Roadhouse blues

  
A continuation of my homage to Robert Johnson. A short excerpt from my short story about meeting the Devil at the crossroads:

He slowly tastes the whiskey, not the best, but it burns nicely going down and loosens up his limbs and his arms and takes the kinks out of his neck from the all-day drive. Thinks about the guitar in the trunk of his car. Time for that after the whiskey, and he can talk to the woman again, offer to play a few dances tonight when the sun goes down and more people start flowing in.

Drums his fingers on the table, feeling the callous and liking the clicking noise it makes on the wood. Taps out a blues lick. Feels the music creeping up on him, from the heat that coils around him, the smell of the booze and smoke and the creaking of the floor every time someone walks. The sounds and the swaying of the magnolia in the yard, all part of the flow of the blues, always right below the surface, always ready to be drawn out.

Closes his eyes … the woman comes back to his table and plunks another whiskey down on the table. He looks up puzzled; I didn’t order that, he says. She gives him a look he can’t quite interpret. Gestures her head slightly toward the bar. That man on the end, he buy you a drink, she says and moves away quickly.

He looks. A tall thin black man, lighter skinned than is usual around here, lighter than himself, he notes automatically. Even features, black framed glasses, suit and tie. Clean, good shoes. Suddenly aware of his own dusty shoes, his wrinkled clothing and the wetness and funk under his arms.
[…]

from “The Crossroads” (c) Shirley Braley 2015

The Crossroads

I’m a huge Robert Johnson fan. And while I don’t believe the tale about him selling his soul to the devil at the crossroads in return for a huge talent, I am entranced by both his music and history. So much so that I wrote a short story based on the crossroads legend, and his death by poisoning at the head of a jealous husband. Below are some treatments of a famous photo booth shot he did of himself.
          

A pair

  
Fruit is one of those photo subjects that never gets tiring. Working in black and white, you can capture the lovely shapes and textures and contours of pieces of fruit; no two are the same. I’m in good company on this one: two of my favorite B+W photographers influenced me heavily. Below are pears photographed by Andre Kertesz (http://en.wikipedia.org/wiki/André_Kertész), and Minor White (http://en.wikipedia.org/wiki/Minor_White).

The Kertesz:
2005_317

The White:
PC

Out of my head

  

   

The was just too fun not to work. Way up on a shelf, A whole row of disembodied heads sporting different hairstyles. Really, who could resist.

The first treatment is Photo Toaster’s Noir filter; the second is Jazz, with spot focus, diffusion and color balance.

Fashion Shoot 3

  
I might have gone a little overboard with the hair mannequin, but it was so much fun I couldn’t help myself. Looks real, doesn’t it? If you don’t look too closely at the eyes?

Photo Toaster, for light effects and color boost.

Fashion shoot 1

    
It spoils the affect to even say this, but the shot is of my stylist’s hair mannequin. He was trying out some new highlights, or an undo or whatever, and had just washed its hair. Just like a real person with real hair, it was a fright, full of tangles. But at this salon, they play Fashion Week runway shoes on video repeat, so I was all pumped to do something artistic and truly, I saw a lot of hair that was more out there than this.

I used Jazz to change the color balance, crop, and blur the edges.

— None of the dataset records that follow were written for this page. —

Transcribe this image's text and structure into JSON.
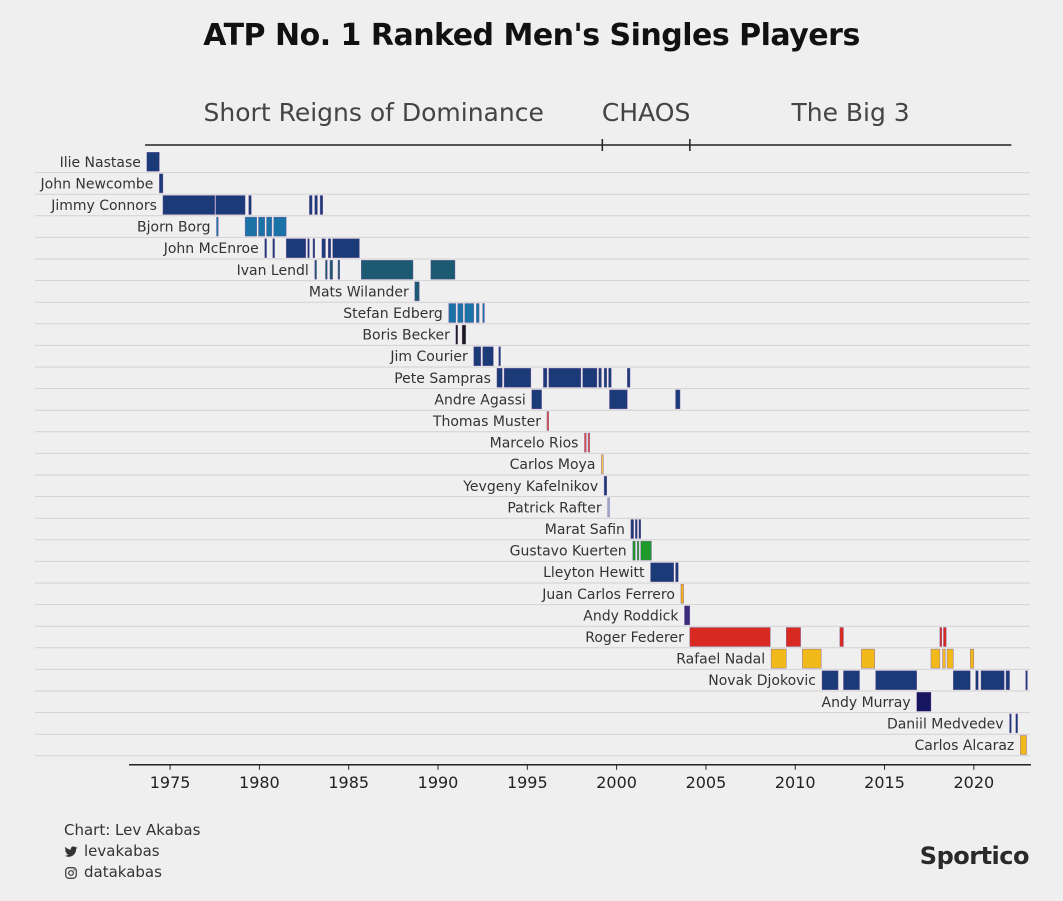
{
  "title": "ATP No. 1 Ranked Men's Singles Players",
  "credits": {
    "chart_by": "Chart: Lev Akabas",
    "twitter": "levakabas",
    "instagram": "datakabas"
  },
  "brand": "Sportico",
  "chart_data": {
    "type": "timeline",
    "eras": [
      {
        "label": "Short Reigns of Dominance",
        "start": 1973.6,
        "end": 1999.2
      },
      {
        "label": "CHAOS",
        "start": 1999.2,
        "end": 2004.1
      },
      {
        "label": "The Big 3",
        "start": 2004.1,
        "end": 2022.1
      }
    ],
    "xlim": [
      1972.7,
      2023.2
    ],
    "xticks": [
      1975,
      1980,
      1985,
      1990,
      1995,
      2000,
      2005,
      2010,
      2015,
      2020
    ],
    "players": [
      {
        "name": "Ilie Nastase",
        "color": "#1b3a78",
        "spans": [
          [
            1973.7,
            1974.4
          ]
        ]
      },
      {
        "name": "John Newcombe",
        "color": "#1b3a78",
        "spans": [
          [
            1974.4,
            1974.6
          ]
        ]
      },
      {
        "name": "Jimmy Connors",
        "color": "#1b3a78",
        "spans": [
          [
            1974.6,
            1977.5
          ],
          [
            1977.55,
            1979.2
          ],
          [
            1979.4,
            1979.55
          ],
          [
            1982.8,
            1982.95
          ],
          [
            1983.1,
            1983.25
          ],
          [
            1983.4,
            1983.55
          ]
        ]
      },
      {
        "name": "Bjorn Borg",
        "color": "#1a72a6",
        "spans": [
          [
            1977.6,
            1977.7
          ],
          [
            1979.2,
            1979.85
          ],
          [
            1979.95,
            1980.3
          ],
          [
            1980.4,
            1980.7
          ],
          [
            1980.8,
            1981.5
          ]
        ]
      },
      {
        "name": "John McEnroe",
        "color": "#1b3a78",
        "spans": [
          [
            1980.3,
            1980.4
          ],
          [
            1980.75,
            1980.85
          ],
          [
            1981.5,
            1982.6
          ],
          [
            1982.7,
            1982.8
          ],
          [
            1983.0,
            1983.1
          ],
          [
            1983.5,
            1983.7
          ],
          [
            1983.85,
            1984.0
          ],
          [
            1984.1,
            1985.6
          ]
        ]
      },
      {
        "name": "Ivan Lendl",
        "color": "#1c5a72",
        "spans": [
          [
            1983.1,
            1983.2
          ],
          [
            1983.7,
            1983.8
          ],
          [
            1983.95,
            1984.1
          ],
          [
            1984.4,
            1984.5
          ],
          [
            1985.7,
            1988.6
          ],
          [
            1989.6,
            1990.95
          ]
        ]
      },
      {
        "name": "Mats Wilander",
        "color": "#1c5a72",
        "spans": [
          [
            1988.7,
            1988.95
          ]
        ]
      },
      {
        "name": "Stefan Edberg",
        "color": "#1a72a6",
        "spans": [
          [
            1990.6,
            1991.0
          ],
          [
            1991.1,
            1991.4
          ],
          [
            1991.5,
            1992.0
          ],
          [
            1992.15,
            1992.3
          ],
          [
            1992.5,
            1992.6
          ]
        ]
      },
      {
        "name": "Boris Becker",
        "color": "#1a1a1a",
        "spans": [
          [
            1991.0,
            1991.1
          ],
          [
            1991.35,
            1991.55
          ]
        ]
      },
      {
        "name": "Jim Courier",
        "color": "#1b3a78",
        "spans": [
          [
            1992.0,
            1992.4
          ],
          [
            1992.5,
            1993.1
          ],
          [
            1993.4,
            1993.5
          ]
        ]
      },
      {
        "name": "Pete Sampras",
        "color": "#1b3a78",
        "spans": [
          [
            1993.3,
            1993.6
          ],
          [
            1993.7,
            1995.2
          ],
          [
            1995.9,
            1996.1
          ],
          [
            1996.2,
            1998.0
          ],
          [
            1998.1,
            1998.9
          ],
          [
            1999.0,
            1999.15
          ],
          [
            1999.3,
            1999.45
          ],
          [
            1999.55,
            1999.7
          ],
          [
            2000.6,
            2000.75
          ]
        ]
      },
      {
        "name": "Andre Agassi",
        "color": "#1b3a78",
        "spans": [
          [
            1995.25,
            1995.8
          ],
          [
            1999.6,
            2000.6
          ],
          [
            2003.3,
            2003.55
          ]
        ]
      },
      {
        "name": "Thomas Muster",
        "color": "#e0514a",
        "spans": [
          [
            1996.1,
            1996.2
          ]
        ]
      },
      {
        "name": "Marcelo Rios",
        "color": "#e0514a",
        "spans": [
          [
            1998.2,
            1998.3
          ],
          [
            1998.4,
            1998.5
          ]
        ]
      },
      {
        "name": "Carlos Moya",
        "color": "#f0c040",
        "spans": [
          [
            1999.15,
            1999.25
          ]
        ]
      },
      {
        "name": "Yevgeny Kafelnikov",
        "color": "#1b3a78",
        "spans": [
          [
            1999.3,
            1999.45
          ]
        ]
      },
      {
        "name": "Patrick Rafter",
        "color": "#9aa9c9",
        "spans": [
          [
            1999.5,
            1999.6
          ]
        ]
      },
      {
        "name": "Marat Safin",
        "color": "#1b3a78",
        "spans": [
          [
            2000.8,
            2000.95
          ],
          [
            2001.05,
            2001.15
          ],
          [
            2001.25,
            2001.35
          ]
        ]
      },
      {
        "name": "Gustavo Kuerten",
        "color": "#1f9a2a",
        "spans": [
          [
            2000.9,
            2001.05
          ],
          [
            2001.15,
            2001.25
          ],
          [
            2001.35,
            2001.95
          ]
        ]
      },
      {
        "name": "Lleyton Hewitt",
        "color": "#1b3a78",
        "spans": [
          [
            2001.9,
            2003.2
          ],
          [
            2003.3,
            2003.45
          ]
        ]
      },
      {
        "name": "Juan Carlos Ferrero",
        "color": "#f0b020",
        "spans": [
          [
            2003.6,
            2003.75
          ]
        ]
      },
      {
        "name": "Andy Roddick",
        "color": "#3a2a7a",
        "spans": [
          [
            2003.8,
            2004.1
          ]
        ]
      },
      {
        "name": "Roger Federer",
        "color": "#d82a20",
        "spans": [
          [
            2004.1,
            2008.6
          ],
          [
            2009.5,
            2010.3
          ],
          [
            2012.5,
            2012.7
          ],
          [
            2018.1,
            2018.2
          ],
          [
            2018.3,
            2018.45
          ]
        ]
      },
      {
        "name": "Rafael Nadal",
        "color": "#f2b91a",
        "spans": [
          [
            2008.65,
            2009.5
          ],
          [
            2010.4,
            2011.45
          ],
          [
            2013.7,
            2014.45
          ],
          [
            2017.6,
            2018.1
          ],
          [
            2018.25,
            2018.4
          ],
          [
            2018.5,
            2018.85
          ],
          [
            2019.8,
            2020.0
          ]
        ]
      },
      {
        "name": "Novak Djokovic",
        "color": "#1b3a78",
        "spans": [
          [
            2011.5,
            2012.4
          ],
          [
            2012.7,
            2013.6
          ],
          [
            2014.5,
            2016.8
          ],
          [
            2018.85,
            2019.8
          ],
          [
            2020.1,
            2020.25
          ],
          [
            2020.4,
            2021.7
          ],
          [
            2021.8,
            2022.0
          ],
          [
            2022.9,
            2023.0
          ]
        ]
      },
      {
        "name": "Andy Murray",
        "color": "#151560",
        "spans": [
          [
            2016.8,
            2017.6
          ]
        ]
      },
      {
        "name": "Daniil Medvedev",
        "color": "#1b3a78",
        "spans": [
          [
            2022.0,
            2022.1
          ],
          [
            2022.35,
            2022.45
          ]
        ]
      },
      {
        "name": "Carlos Alcaraz",
        "color": "#f2b91a",
        "spans": [
          [
            2022.6,
            2022.95
          ]
        ]
      }
    ]
  }
}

Then for the second one, I opened the pic in Photo Toaster and used a black and white filter.

Blasting drill

  
This arcane device, that looks like a piece of farming equipment, perhaps a remote control for a tractor, from the science-fiction decade of the 60s. Actually it’s contemporary, and this actual piece is in use currently in a part of my neighborhood being developed. It’s used to drill a hole in the ground, into which some dynamite is dropped. Then everyone runs like hell, jumps behind a dump truck in the nick of time, and dirt and rocks spray up into the air for 500 feet in all directions. I actually don’t know what happens, but I do know that this is what they use to drill down, and there is an air horn on top that lets out a pitiful little bleep, which I can sometimes hear from my house, and then muffled [boom]. I think the explosion is under ground, maybe it pulverizes the rock. But who cares. I like machines of all kinds, the more complicated the better.

I made it look retro-black-and-white to play up the fact that it looks like an antique. First I applied an HDR filter in PaintFX, then layered on some lighting effects and a black and white filter in PhotoToaster. It pays off being patient with image editing, even a devoted iPhoneographer might have to use several different apps to get the effects that the picture is asking for.

The engine that could

  

The North Carolina Museum of Transportation is tucked into a remote corner of Asheboro and really deserves more visitors and attention that it gets. If you like trains, this is a major destination. The place is packed with railroad cars and engines in a huge roundhouse with a working turntable to hook them up. My favorite engine was this one, that looked like something worthy of pulling the Hogwarts train, or the Polar Express.